La suite, « BLEU », c’est l’apport harmonique du piano - réminiscence de l’enfance. Brice Nauroy nous rejoint avec ses machines modulaires pour prolonger la radicalité d’une musique raclée à l’os et développer un nuancier où le trombone de Teddy Doris peut à la fois s’épancher de son phrasé emphatique et claquer ses mouches bourdonnantes. Bino Waro tabasse ses percussions autant qu’il les fait grincer ou chanter. Improvisations et déconstructions tonales étayent régulièrement un paysage musical au relief cinématographique. « BLEU » sera harmonique, mélodique, tonal et atonal, rythmique et arythmique, improvisé et parfois bruitiste…

Jeter des sorts, cracher et balancer les corps, je le fais bien en créole.

- Concernant vos textes, le créole vous permet de les chanter de façon souple, musicale avec une scansion instrumentale et des fins de phrases qui sont souvent jetées, voire crachées, comme on jette un sort !

Jeter des sorts, cracher et balancer les corps, je le fais bien en créole oui. Cependant, j’écris autant en français qu’en créole et aussi en anglais. Il y a une facilité dans le créole - avec ses mots courts, percussifs et ses accents - à l’hybrider à la percussion et à le frapper dans ses codes. Mon chant doit beaucoup à cette langue.
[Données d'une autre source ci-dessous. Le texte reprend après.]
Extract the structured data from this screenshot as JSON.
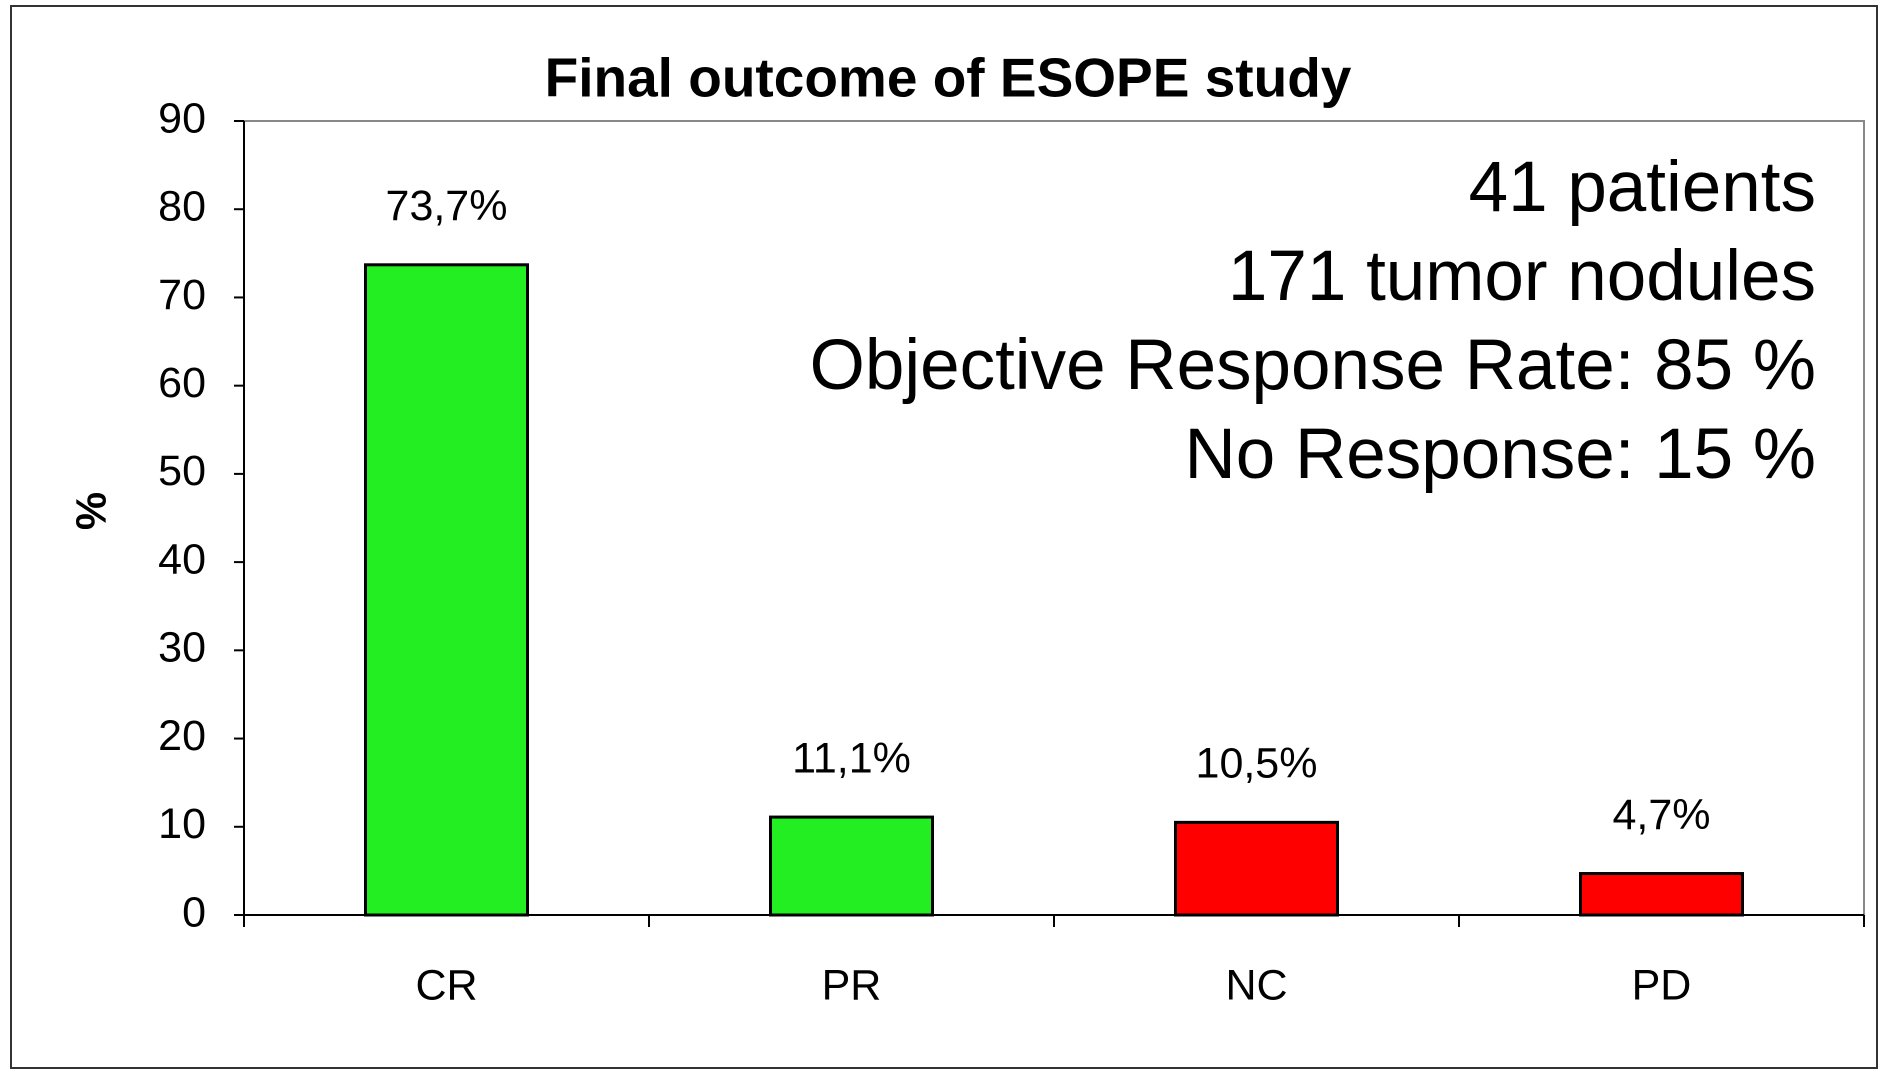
{
  "chart_data": {
    "type": "bar",
    "title": "Final outcome of ESOPE study",
    "y_label": "%",
    "categories": [
      "CR",
      "PR",
      "NC",
      "PD"
    ],
    "values": [
      73.7,
      11.1,
      10.5,
      4.7
    ],
    "value_labels": [
      "73,7%",
      "11,1%",
      "10,5%",
      "4,7%"
    ],
    "colors": [
      "#22ee22",
      "#22ee22",
      "#ff0000",
      "#ff0000"
    ],
    "ylim": [
      0,
      90
    ],
    "yticks": [
      0,
      10,
      20,
      30,
      40,
      50,
      60,
      70,
      80,
      90
    ],
    "grid": false,
    "annotations": [
      "41 patients",
      "171 tumor nodules",
      "Objective Response Rate: 85 %",
      "No Response: 15 %"
    ]
  }
}
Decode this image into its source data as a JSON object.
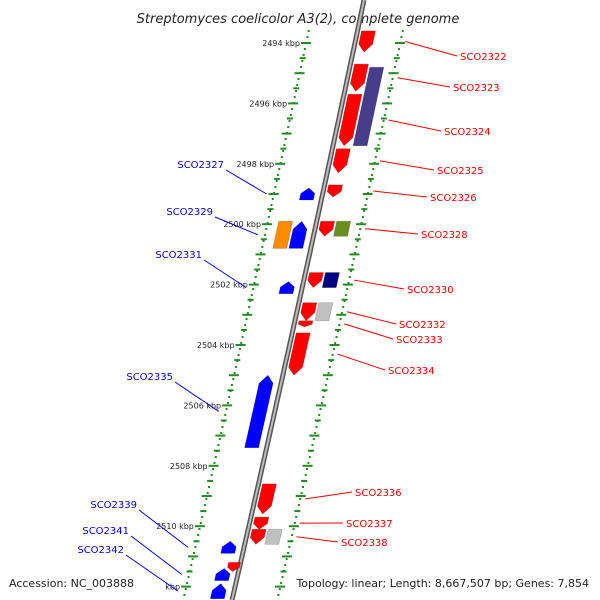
{
  "title": "Streptomyces coelicolor A3(2), complete genome",
  "footer": {
    "accession": "Accession: NC_003888",
    "stats": "Topology: linear; Length: 8,667,507 bp; Genes: 7,854"
  },
  "colors": {
    "forward": "#ff0000",
    "reverse": "#0000ff",
    "backbone": "#888888",
    "ticks": "#228b22",
    "orange": "#ff8c00",
    "olive": "#6b8e23",
    "navy": "#000080",
    "slate": "#483d8b",
    "gray": "#c0c0c0"
  },
  "scale_labels": [
    {
      "text": "2494 kbp",
      "pos": 2494
    },
    {
      "text": "2496 kbp",
      "pos": 2496
    },
    {
      "text": "2498 kbp",
      "pos": 2498
    },
    {
      "text": "2500 kbp",
      "pos": 2500
    },
    {
      "text": "2502 kbp",
      "pos": 2502
    },
    {
      "text": "2504 kbp",
      "pos": 2504
    },
    {
      "text": "2506 kbp",
      "pos": 2506
    },
    {
      "text": "2508 kbp",
      "pos": 2508
    },
    {
      "text": "2510 kbp",
      "pos": 2510
    },
    {
      "text": "kbp",
      "pos": 2512
    }
  ],
  "genes_forward": [
    {
      "name": "SCO2322",
      "start": 2493.6,
      "end": 2494.3,
      "track": 0,
      "color": "forward"
    },
    {
      "name": "SCO2323",
      "start": 2494.7,
      "end": 2495.6,
      "track": 0,
      "color": "forward"
    },
    {
      "name": "SCO2324",
      "start": 2495.7,
      "end": 2497.4,
      "track": 0,
      "color": "forward"
    },
    {
      "name": "SCO2325",
      "start": 2497.5,
      "end": 2498.3,
      "track": 0,
      "color": "forward"
    },
    {
      "name": "SCO2326",
      "start": 2498.7,
      "end": 2499.1,
      "track": 0,
      "color": "forward"
    },
    {
      "name": "SCO2328",
      "start": 2499.9,
      "end": 2500.4,
      "track": 0,
      "color": "forward"
    },
    {
      "name": "SCO2330",
      "start": 2501.6,
      "end": 2502.1,
      "track": 0,
      "color": "forward"
    },
    {
      "name": "SCO2332",
      "start": 2502.6,
      "end": 2503.2,
      "track": 0,
      "color": "forward"
    },
    {
      "name": "SCO2333",
      "start": 2503.2,
      "end": 2503.4,
      "track": 0,
      "color": "forward"
    },
    {
      "name": "SCO2334",
      "start": 2503.6,
      "end": 2505.0,
      "track": 0,
      "color": "forward"
    },
    {
      "name": "SCO2336",
      "start": 2508.6,
      "end": 2509.6,
      "track": 0,
      "color": "forward"
    },
    {
      "name": "SCO2337",
      "start": 2509.7,
      "end": 2510.1,
      "track": 0,
      "color": "forward"
    },
    {
      "name": "SCO2338",
      "start": 2510.1,
      "end": 2510.6,
      "track": 0,
      "color": "forward"
    }
  ],
  "features_forward_outer": [
    {
      "start": 2494.8,
      "end": 2497.4,
      "color": "slate"
    },
    {
      "start": 2499.9,
      "end": 2500.4,
      "color": "olive"
    },
    {
      "start": 2501.6,
      "end": 2502.1,
      "color": "navy"
    },
    {
      "start": 2502.6,
      "end": 2503.2,
      "color": "gray"
    },
    {
      "start": 2510.1,
      "end": 2510.6,
      "color": "gray"
    }
  ],
  "genes_reverse": [
    {
      "name": "SCO2327",
      "start": 2498.8,
      "end": 2499.2,
      "color": "reverse"
    },
    {
      "name": "SCO2329",
      "start": 2499.9,
      "end": 2500.8,
      "color": "reverse"
    },
    {
      "name": "SCO2331",
      "start": 2501.9,
      "end": 2502.3,
      "color": "reverse"
    },
    {
      "name": "SCO2335",
      "start": 2505.0,
      "end": 2507.4,
      "color": "reverse"
    },
    {
      "name": "SCO2339",
      "start": 2510.5,
      "end": 2510.9,
      "color": "reverse"
    },
    {
      "name": "SCO2341",
      "start": 2511.4,
      "end": 2511.8,
      "color": "reverse"
    },
    {
      "name": "SCO2342",
      "start": 2511.9,
      "end": 2512.4,
      "color": "reverse"
    }
  ],
  "features_reverse_outer": [
    {
      "start": 2499.9,
      "end": 2500.8,
      "color": "orange"
    }
  ],
  "small_forward_near_backbone": [
    {
      "start": 2511.2,
      "end": 2511.5,
      "color": "forward"
    }
  ]
}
Je crois que l’identité du chant d’Ann O’aro est fortement liée à cette diction particulière et à ce rapport au monde généré par le créole.
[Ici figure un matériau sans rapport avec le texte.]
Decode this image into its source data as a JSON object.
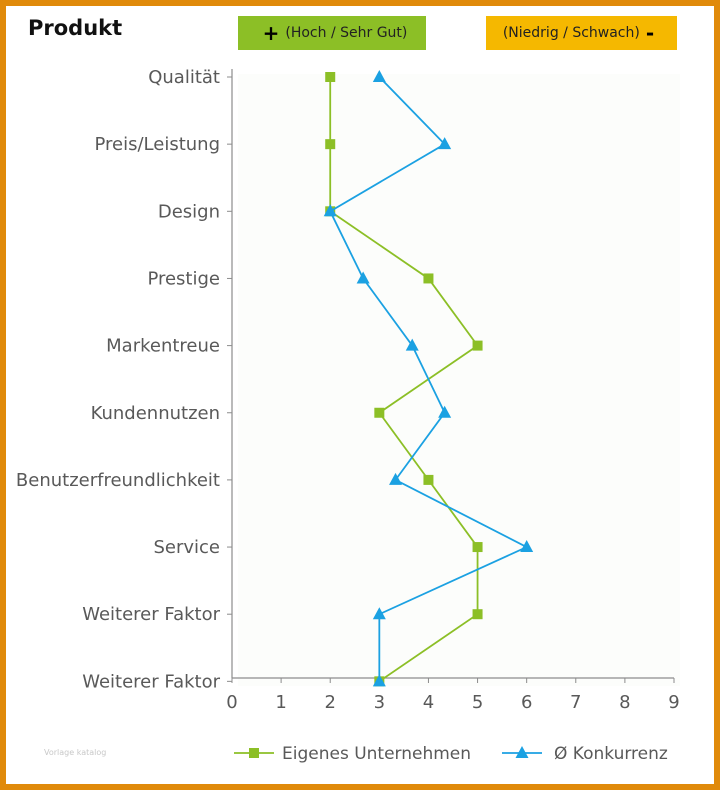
{
  "header": {
    "title": "Produkt",
    "high_symbol": "+",
    "high_label": "(Hoch / Sehr Gut)",
    "low_label": "(Niedrig / Schwach)",
    "low_symbol": "-"
  },
  "watermark": "Vorlage katalog",
  "colors": {
    "border": "#E08A0B",
    "high_badge": "#8CBF26",
    "low_badge": "#F5B800",
    "series_own": "#8CBF26",
    "series_comp": "#1BA1E2"
  },
  "chart_data": {
    "type": "line",
    "orientation": "vertical-categories",
    "title": "",
    "categories": [
      "Qualität",
      "Preis/Leistung",
      "Design",
      "Prestige",
      "Markentreue",
      "Kundennutzen",
      "Benutzerfreundlichkeit",
      "Service",
      "Weiterer Faktor",
      "Weiterer Faktor"
    ],
    "xlim": [
      0,
      9
    ],
    "xticks": [
      "0",
      "1",
      "2",
      "3",
      "4",
      "5",
      "6",
      "7",
      "8",
      "9"
    ],
    "grid": false,
    "legend": "bottom",
    "series": [
      {
        "name": "Eigenes Unternehmen",
        "marker": "square",
        "color": "#8CBF26",
        "values": [
          2,
          2,
          2,
          4,
          5,
          3,
          4,
          5,
          5,
          3
        ]
      },
      {
        "name": "Ø Konkurrenz",
        "marker": "triangle",
        "color": "#1BA1E2",
        "values": [
          3,
          4.33,
          2,
          2.67,
          3.67,
          4.33,
          3.33,
          6,
          3,
          3
        ]
      }
    ]
  }
}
Marcel BALBONÉ, Valentin CECCALDI, Quentin BIARDEAU, Ann O’ARO © Samuel Malka

- Un nouveau répertoire va être publié en novembre, Lagon Noir. Comment s’est-il monté et quel est son propos ?
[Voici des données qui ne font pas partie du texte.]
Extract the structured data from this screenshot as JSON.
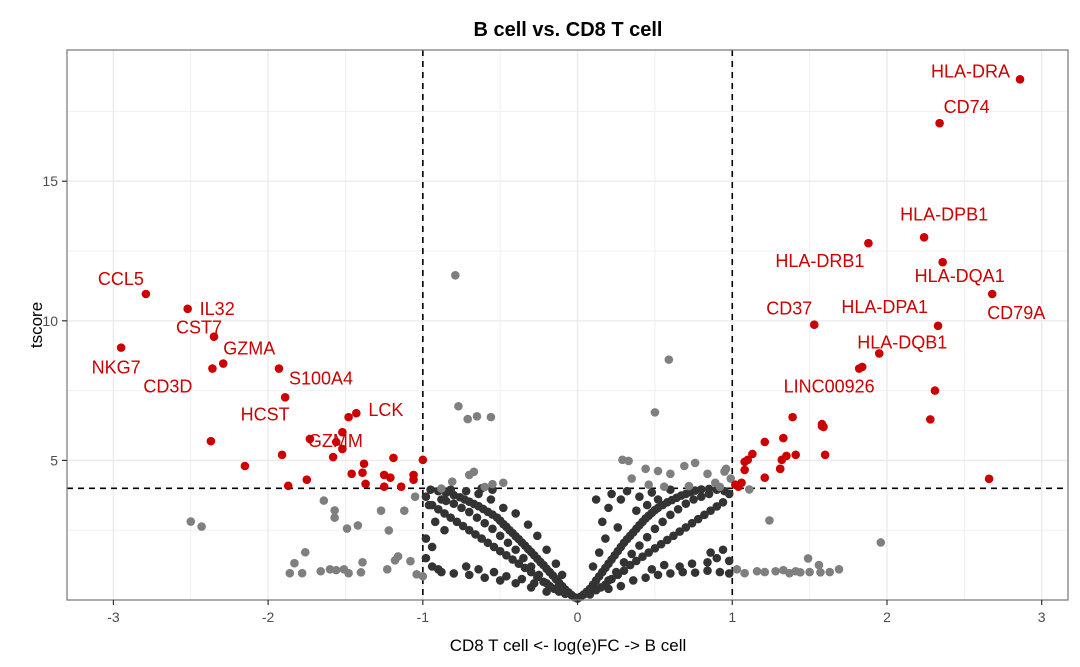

C’est le resurgissement de Valentin Ceccaldi et Quentin Biardeau dans mon parcours. Je les ai rencontrés à mon premier concert parisien à l’Atelier du Plateau, il y a plusieurs années. On s’était alors échangé de bons mots sur cette musique toute naissante qui leur parlait. Nous avons renoué avec cette proposition Lagon Noir, accompagnés de Marcel Balboné qu’ils connaissent très bien.
C’est une histoire de désir. Ce sont des musiciens exceptionnels. Valentin a une force de proposition indéniable et compose des mélodies très belles et efficaces. Agile et inébranlable, c’est un roc à la basse. Quentin passe du clavier au chant, tout en se saisissant d’un sax à la fois hurlant et murmurant. Ses interventions me galvanisent ou me morcellent instantanément. Marcel est au chant, au koundé et aux percussions. Son jeu me semble familier, son chant portant des mémoires communes. Ce projet me permet d’ouvrir ma façon de chanter et de me placer dans le rythme. Je m’y sens très bien, dans un écrin, des repères calqués sur des codes communs.

- Quelles parts de politique et de poésie imprègnent les textes de Lagon Noir ?

Les couleurs de Lagon Noir m’offrent une grande liberté. C’est la poésie qui prime, empreinte de grands espaces, d’eaux profondes et houleuses. J’entre dans les propositions d’ambiances ou de mélodies et je me laisse porter. Ma partie des textes est en créole, en français, en québécois, en langue des signes… Marcel écrit aussi, en bissa ou en mooré. Il y a de l’improvisation et des phases d’intensité dans les échanges entre la voix et le saxophone. Si certains textes peuvent avoir une dimension politique, c’est bien la force des images et de la poésie qui domine.